Lorena Salas
Turminta, lo que las tormentas saben

Residency 8.
Host Institutions: HacTe & CICTA
Residency: Human & more-than-human:
interculturality in the Ecuadorian Andes
Turminta is a transdisciplinary co-creation project with Kichwa communities in Ecuador that explores, through a relational ontology, more-than-human connections with natural phenomena such as storms. Using sound art, sensitive technologies (DIY microphones, hydrophones, sensors), and speculative devices, it activates vernacular knowledge that recognizes thunder, water, and storms as living, communicative beings.
Inspired by the thinking of Eduardo Kohn and the Kawsak Sacha – Living Forest- worldview, Turminta proposes deep listening and observation as a collective practice to engage in dialogue with non-human intelligences. In this living universe, the forest is a sentient being and each storm carries a message, a warning, a memory. By connecting distant territories through the shared flow of water, Turminta weaves together cosmologies, languages, and collective memories that preserve these essential knowledges, fostering an aesthetics of care to counteract extractivist logics.
«I explore the invisible relationships between beings, phenomena, and ecosystems, and the multispecies forms of communication that emerge from them. I have learned that sustaining life means caring for what is unseen, unheard, and formless—yet fully present: this project considers storms, as sensitive to climate change and embedded in symbolic systems across cultures».

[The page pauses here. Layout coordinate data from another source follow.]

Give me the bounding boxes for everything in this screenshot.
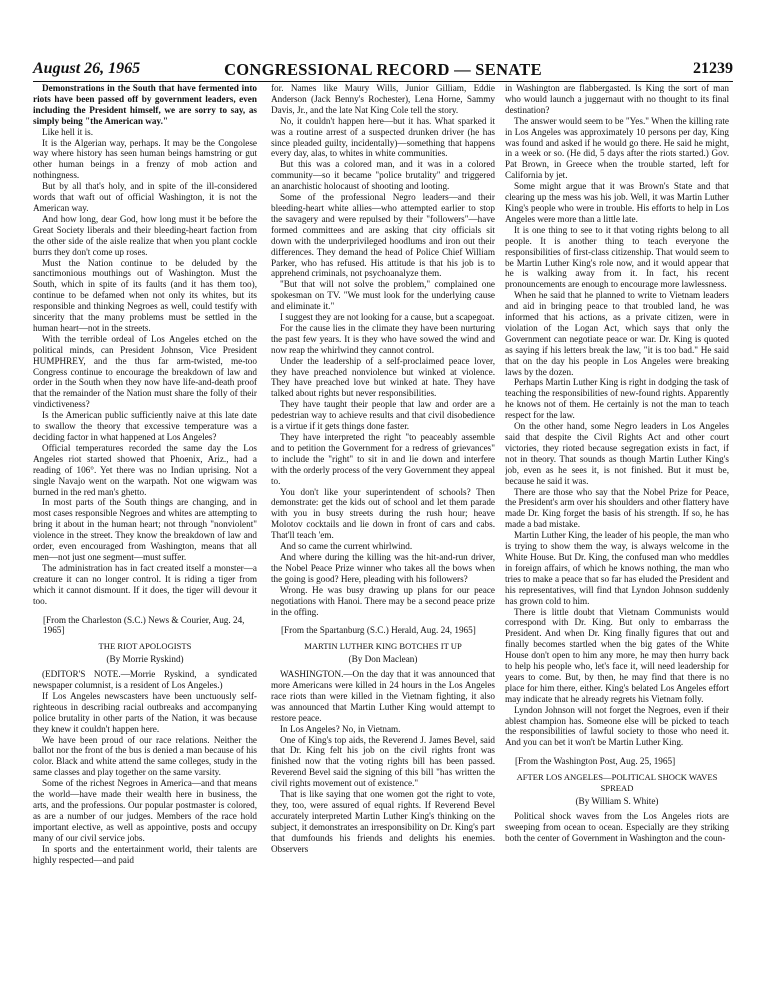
- paragraph: There are those who say that the Nobel Prize for Peace, the President's arm over his shoulders and other flattery have made Dr. King forget the basis of his strength. If so, he has made a bad mistake.: [505, 486, 729, 530]
- column-3: [505, 83, 729, 983]
- paragraph: And so came the current whirlwind.: [280, 541, 413, 552]
- byline: (By Don Maclean): [348, 654, 418, 665]
- article-heading: AFTER LOS ANGELES—POLITICAL SHOCK WAVES SPREAD: [516, 772, 718, 794]
- paragraph: Is the American public sufficiently naive at this late date to swallow the theory that excessive temperature was a deciding factor in what happened at Los Angeles?: [33, 410, 257, 442]
- paragraph: If Los Angeles newscasters have been unctuously self-righteous in describing racial outbreaks and accompanying police brutality in other parts of the Nation, it was because they knew it couldn't happen here.: [33, 690, 257, 734]
- paragraph: In Los Angeles? No, in Vietnam.: [280, 723, 401, 734]
- paragraph: One of King's top aids, the Reverend J. James Bevel, said that Dr. King felt his job on the civil rights front was finished now that the voting rights bill has been passed. Reverend Bevel said the signing of this bill "has written the civil rights movement out of existence.": [271, 734, 495, 789]
- paragraph: Martin Luther King, the leader of his people, the man who is trying to show them the way, is always welcome in the White House. But Dr. King, the confused man who meddles in foreign affairs, of which he knows nothing, the man who tries to make a peace that so far has eluded the President and his representatives, will find that Lyndon Johnson suddenly has grown cold to him.: [505, 530, 729, 606]
- paragraph: The administration has in fact created itself a monster—a creature it can no longer control. It is riding a tiger from which it cannot dismount. If it does, the tiger will devour it too.: [33, 562, 257, 606]
- paragraph: "But that will not solve the problem," complained one spokesman on TV. "We must look for the underlying cause and eliminate it.": [271, 279, 495, 312]
- paragraph: For the cause lies in the climate they have been nurturing the past few years. It is they who have sowed the wind and now reap the whirlwind they cannot control.: [271, 322, 495, 355]
- paragraph: You don't like your superintendent of schools? Then demonstrate: get the kids out of school and let them parade with you in busy streets during the rush hour; heave Molotov cocktails and lie down in front of cars and cabs. That'll teach 'em.: [271, 486, 495, 541]
- paragraph: But by all that's holy, and in spite of the ill-considered words that waft out of official Washington, it is not the American way.: [33, 181, 257, 213]
- column-1: [33, 83, 257, 983]
- paragraph: Some of the richest Negroes in America—and that means the world—have made their wealth here in business, the arts, and the professions. Our popular postmaster is colored, as are a number of our judges. Members of the race hold important elective, as well as appointive, posts and occupy many of our civil service jobs.: [33, 778, 257, 843]
- page-header: [33, 60, 733, 82]
- paragraph: WASHINGTON.—On the day that it was announced that more Americans were killed in 24 hours in the Los Angeles race riots than were killed in the Vietnam fighting, it also was announced that Martin Luther King would attempt to restore peace.: [271, 669, 495, 723]
- paragraph: The answer would seem to be "Yes." When the killing rate in Los Angeles was approximately 10 persons per day, King was found and asked if he would go there. He said he might, in a week or so. (He did, 5 days after the riots started.) Gov. Pat Brown, in Greece when the trouble started, left for California by jet.: [505, 115, 729, 181]
- paragraph: Some might argue that it was Brown's State and that clearing up the mess was his job. Well, it was Martin Luther King's people who were in trouble. His efforts to help in Los Angeles were more than a little late.: [505, 181, 729, 224]
- paragraph: Some of the professional Negro leaders—and their bleeding-heart white allies—who attempted earlier to stop the savagery and were repulsed by their "followers"—have formed committees and are asking that city officials sit down with the underprivileged hoodlums and iron out their differences. They demand the head of Police Chief William Parker, who has refused. His attitude is that his job is to apprehend criminals, not psychoanalyze them.: [271, 192, 495, 279]
- paragraph: That is like saying that one women got the right to vote, they, too, were assured of equal rights. If Reverend Bevel accurately interpreted Martin Luther King's thinking on the subject, it demonstrates an irresponsibility on Dr. King's part that dumfounds his friends and delights his enemies. Observers: [271, 789, 495, 854]
- paragraph: When he said that he planned to write to Vietnam leaders and aid in bringing peace to that troubled land, he was informed that his actions, as a private citizen, were in violation of the Logan Act, which says that only the Government can negotiate peace or war. Dr. King is quoted as saying if his letters break the law, "it is too bad." He said that on the day his people in Los Angeles were breaking laws by the dozen.: [505, 290, 729, 377]
- paragraph: Demonstrations in the South that have fermented into riots have been passed off by government leaders, even including the President himself, we are sorry to say, as simply being "the American way.": [33, 83, 257, 126]
- paragraph: Official temperatures recorded the same day the Los Angeles riot started showed that Phoenix, Ariz., had a reading of 106°. Yet there was no Indian uprising. Not a single Navajo went on the warpath. Not one wigwam was burned in the red man's ghetto.: [33, 442, 257, 497]
- paragraph: Must the Nation continue to be deluded by the sanctimonious mouthings out of Washington. Must the South, which in spite of its faults (and it has them too), continue to be defamed when not only its whites, but its responsible and thinking Negroes as well, could testify with sincerity that the many problems must be settled in the human heart—not in the streets.: [33, 257, 257, 333]
- paragraph: It is the Algerian way, perhaps. It may be the Congolese way where history has seen human beings hamstring or gut other human beings in a frenzy of mob action and nothingness.: [33, 137, 257, 181]
- header-rule: [33, 81, 733, 82]
- paragraph: I suggest they are not looking for a cause, but a scapegoat.: [280, 312, 495, 323]
- paragraph: With the terrible ordeal of Los Angeles etched on the political minds, can President Johnson, Vice President HUMPHREY, and the thus far arm-twisted, me-too Congress continue to encourage the breakdown of law and order in the South when they now have life-and-death proof that the remainder of the Nation must share the folly of their vindictiveness?: [33, 333, 257, 410]
- paragraph: Like hell it is.: [42, 126, 94, 137]
- paragraph: in Washington are flabbergasted. Is King the sort of man who would launch a juggernaut with no thought to its final destination?: [505, 83, 729, 115]
- paragraph: In most parts of the South things are changing, and in most cases responsible Negroes and whites are attempting to bring it about in the human heart; not through "nonviolent" violence in the street. They know the breakdown of law and order, even encouraged from Washington, means that all men—not just one segment—must suffer.: [33, 497, 257, 562]
- paragraph: No, it couldn't happen here—but it has. What sparked it was a routine arrest of a suspected drunken driver (he has since pleaded guilty, incidentally)—something that happens every day, alas, to whites in white communities.: [271, 115, 495, 159]
- paragraph: On the other hand, some Negro leaders in Los Angeles said that despite the Civil Rights Act and other court victories, they rioted because segregation exists in fact, if not in theory. That sounds as though Martin Luther King's job, even as he sees it, is not finished. But it must be, because he said it was.: [505, 421, 729, 486]
- article-heading: MARTIN LUTHER KING BOTCHES IT UP: [304, 641, 462, 652]
- paragraph: In sports and the entertainment world, their talents are highly respected—and paid: [33, 843, 257, 865]
- paragraph: Political shock waves from the Los Angeles riots are sweeping from ocean to ocean. Especially are they striking both the center of Government in Washington and the coun-: [505, 810, 729, 843]
- header-date: August 26, 1965: [33, 60, 141, 77]
- paragraph: And how long, dear God, how long must it be before the Great Society liberals and their bleeding-heart faction from the other side of the aisle realize that when you plant cockle burrs they don't come up roses.: [33, 213, 257, 257]
- paragraph: They have taught their people that law and order are a pedestrian way to achieve results and that civil disobedience is a virtue if it gets things done faster.: [271, 399, 495, 432]
- article-heading: THE RIOT APOLOGISTS: [98, 641, 192, 652]
- paragraph: Perhaps Martin Luther King is right in dodging the task of teaching the responsibilities of new-found rights. Apparently he knows not of them. He certainly is not the man to teach respect for the law.: [505, 377, 729, 421]
- header-page-number: 21239: [693, 60, 733, 77]
- paragraph: They have interpreted the right "to peaceably assemble and to petition the Government for a redress of grievances" to include the "right" to sit in and lie down and interfere with the orderly process of the very Government they appeal to.: [271, 432, 495, 486]
- column-2: [271, 83, 495, 983]
- paragraph: But this was a colored man, and it was in a colored community—so it became "police brutality" and triggered an anarchistic holocaust of shooting and looting.: [271, 159, 495, 192]
- editor-note: (EDITOR'S NOTE.—Morrie Ryskind, a syndicated newspaper columnist, is a resident of Los Angeles.): [33, 669, 257, 691]
- paragraph: It is one thing to see to it that voting rights belong to all people. It is another thing to teach everyone the responsibilities of first-class citizenship. That would seem to be Martin Luther King's role now, and it would appear that he is walking away from it. In fact, his recent pronouncements are enough to encourage more lawlessness.: [505, 224, 729, 290]
- paragraph: There is little doubt that Vietnam Communists would correspond with Dr. King. But only to embarrass the President. And when Dr. King finally figures that out and finally becomes startled when the big gates of the White House don't open to him any more, he may then hurry back to help his people who, let's face it, will need leadership for years to come. But, by then, he may find that there is no place for him there, either. King's belated Los Angeles effort may indicate that he already regrets his Vietnam folly.: [505, 606, 729, 704]
- paragraph: Lyndon Johnson will not forget the Negroes, even if their ablest champion has. Someone else will be picked to teach the responsibilities of lawful society to those who need it. And you can bet it won't be Martin Luther King.: [505, 704, 729, 748]
- paragraph: Wrong. He was busy drawing up plans for our peace negotiations with Hanoi. There may be a second peace prize in the offing.: [271, 584, 495, 617]
- paragraph: Under the leadership of a self-proclaimed peace lover, they have preached nonviolence but winked at violence. They have preached love but winked at hate. They have talked about rights but never responsibilities.: [271, 355, 495, 399]
- byline: (By William S. White): [575, 796, 659, 806]
- byline: (By Morrie Ryskind): [106, 654, 184, 665]
- source-citation: [From the Charleston (S.C.) News & Courier, Aug. 24, 1965]: [43, 614, 245, 636]
- header-title: CONGRESSIONAL RECORD — SENATE: [224, 60, 542, 79]
- paragraph: We have been proud of our race relations. Neither the ballot nor the front of the bus is denied a man because of his color. Black and white attend the same colleges, study in the same classes and play together on the same varsity.: [33, 734, 257, 778]
- paragraph: for. Names like Maury Wills, Junior Gilliam, Eddie Anderson (Jack Benny's Rochester), Lena Horne, Sammy Davis, Jr., and the late Nat King Cole tell the story.: [271, 83, 495, 115]
- paragraph: And where during the killing was the hit-and-run driver, the Nobel Peace Prize winner who takes all the bows when the going is good? Here, pleading with his followers?: [271, 551, 495, 584]
- source-citation: [From the Washington Post, Aug. 25, 1965]: [515, 756, 676, 767]
- source-citation: [From the Spartanburg (S.C.) Herald, Aug. 24, 1965]: [281, 625, 476, 636]
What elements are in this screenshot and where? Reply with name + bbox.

Lorena Salas is a visual anthropologist, sociologist, filmmaker, and cultural organizer. For over a decade, she has worked closely with Amazonian, rural, and migrant communities, developing self-representation and artistic co-creation processes as strategies of resistance to systemic violence, displacement, and extractivism. Salas has created fiction films, documentaries, animation works, and sound art in territories such as Ecuador, Peru, Mexico, Chile, Bolivia, Brazil, and Colombia. Her creative and research interests explore the relationships between visuality, aurality, sensitive ecologies, and Indigenous cosmologies.
As the director of SACHA MANCHI, a platform for experimental visual and sound arts, and of De Cámaras a Camaradas, a filmmaking community that amplifies migrant narratives through self-representation with the support of UNHCR and UNESCO, Salas strives to make visible silenced ways of life and thought.